Lo Chi Leung loves actors. It doesn’t matter that Susan Chan’s script for Koma is wildly suspenseful and Lo’s direction near flawless. For him, the film’s success depends on performers, here Sin-je Lee (a.k.a. Angelica Lee) and Karena Lam. “Actors are vital to a thriller film,” Lo says in “The Making of Koma,” a short but informative featurette on the DVD. “In a successful thriller, the actors should also find themselves thrilled. When the actors are thrilled, the audience will be thrilled, too.”
It’s hard not to be. Koma, released under Tartan’s new Asia Extreme label, is a relentlessly twisty trip through the bruised psyches of Ching (Lee) and Ling (Lam), brought together when Ching drunkenly stumbles into a hotel room following a wedding reception, here she finds a bloody woman crawling away from a bathtub filled with ice, the victim of an impromptu kidney removal, for which Ching blames Ling, the only other person at the scene. In a subsequent police line-up, Ling rushes at the one-way mirror, screaming that the only reason she’s here is that Ching is getting revenge against Ling for having slept with Ching’s boyfriend Wai (Andy Hui), an accusation Wai doesn’t deny. Suddenly, the organ-harvesting issue takes a backseat as Ching must rethink her relationship and find a way to escape Ling, who begins to terrorize her with nasty phone calls and random attacks. Ching does the only thing she can think of to smooth the situation over: she becomes her stalker’s best pal.
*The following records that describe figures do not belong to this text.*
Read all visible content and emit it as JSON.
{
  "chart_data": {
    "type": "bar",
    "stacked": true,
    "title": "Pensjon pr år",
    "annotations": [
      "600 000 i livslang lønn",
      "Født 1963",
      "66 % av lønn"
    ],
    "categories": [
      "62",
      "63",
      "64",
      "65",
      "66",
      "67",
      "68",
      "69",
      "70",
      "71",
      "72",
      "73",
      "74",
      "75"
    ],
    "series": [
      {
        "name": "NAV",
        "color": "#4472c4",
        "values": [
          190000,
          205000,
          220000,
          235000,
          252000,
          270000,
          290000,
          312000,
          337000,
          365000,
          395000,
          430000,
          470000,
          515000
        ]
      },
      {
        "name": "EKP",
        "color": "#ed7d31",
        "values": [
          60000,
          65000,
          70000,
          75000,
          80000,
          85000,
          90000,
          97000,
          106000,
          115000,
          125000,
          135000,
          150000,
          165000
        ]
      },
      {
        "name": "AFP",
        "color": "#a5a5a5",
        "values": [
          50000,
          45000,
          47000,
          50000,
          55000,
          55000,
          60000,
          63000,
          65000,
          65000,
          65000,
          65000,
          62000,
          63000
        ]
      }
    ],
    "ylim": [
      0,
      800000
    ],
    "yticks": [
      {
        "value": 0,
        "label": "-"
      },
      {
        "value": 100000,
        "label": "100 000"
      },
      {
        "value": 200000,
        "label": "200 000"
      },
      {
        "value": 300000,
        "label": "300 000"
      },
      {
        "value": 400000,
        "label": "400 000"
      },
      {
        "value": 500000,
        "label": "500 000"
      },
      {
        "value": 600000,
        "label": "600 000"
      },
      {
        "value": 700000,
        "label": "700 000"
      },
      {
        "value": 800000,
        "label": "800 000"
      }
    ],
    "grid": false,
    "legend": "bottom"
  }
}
How? That would be telling. Though the film begins as a whodunit, it leads elsewhere. The identity of the kidney thief isn’t as important as the struggles the women face in attempting to make sense of their own frailties. For Ling, Ching is the rich girl who has it all, while she’ll always be second best, especially in the eyes of a guy like Wai. But soon the women come to realize their similarities.
Ling learns that Ching suffers from renal failure and low self-esteem (“I’m too thin, my breath smells bad, I can’t stand it,” she tells Wai), and Ling spends her days looking after her comatose mother. Both women need a friend, but an underlying tension remains, stemming from their preconceived ideas about each other. Revelations that Ling is not entirely on the level, and neither is anyone else in Ching’s life—not to mention the fact that Ching is in need of a kidney transplant herself—come fast during the film’s second act, with little breathing time between gasps.
The film twists viewers in three directions before they have time to come down from the first. Lo will reveal a plot point (the harvester’s identity, Wai’s duality), causing us to ponder its importance, but then reveal something else to reframe what’s come before. It’s frustrating as hell, but not in a bad way. Such audience manipulation makes for Lo an “interactive viewing experience,” a link between viewer and film he believes is fundamental to the thriller. It’s the actor’s job, he says, to make that link real, by “visualizing the tension.” “I think the performers did a good job,” he says, and he’s right.
In the making of documentary, Lee and Lam reveal they became good friends throughout the shoot and used this for their roles. In his commentary, Lo wonders if this was accidental. He notes a scene in which Lee’s character vomits as a reaction to her illness. Lam was not expecting so much vomit, and so her expression in the film is one of genuine sympathy for her friend. The actors charge through the film with equal parts ferocity and sensitivity, evincing their commitment—or as they call it, their “devotion”—to the project. Lo notes in his commentary that he wanted “to show fear by just using the actors’ eyes.” As he says it, the camera pulls in to Lee’s eyes as Ching confronts yet another of Ling’s taunts. And you see what he means.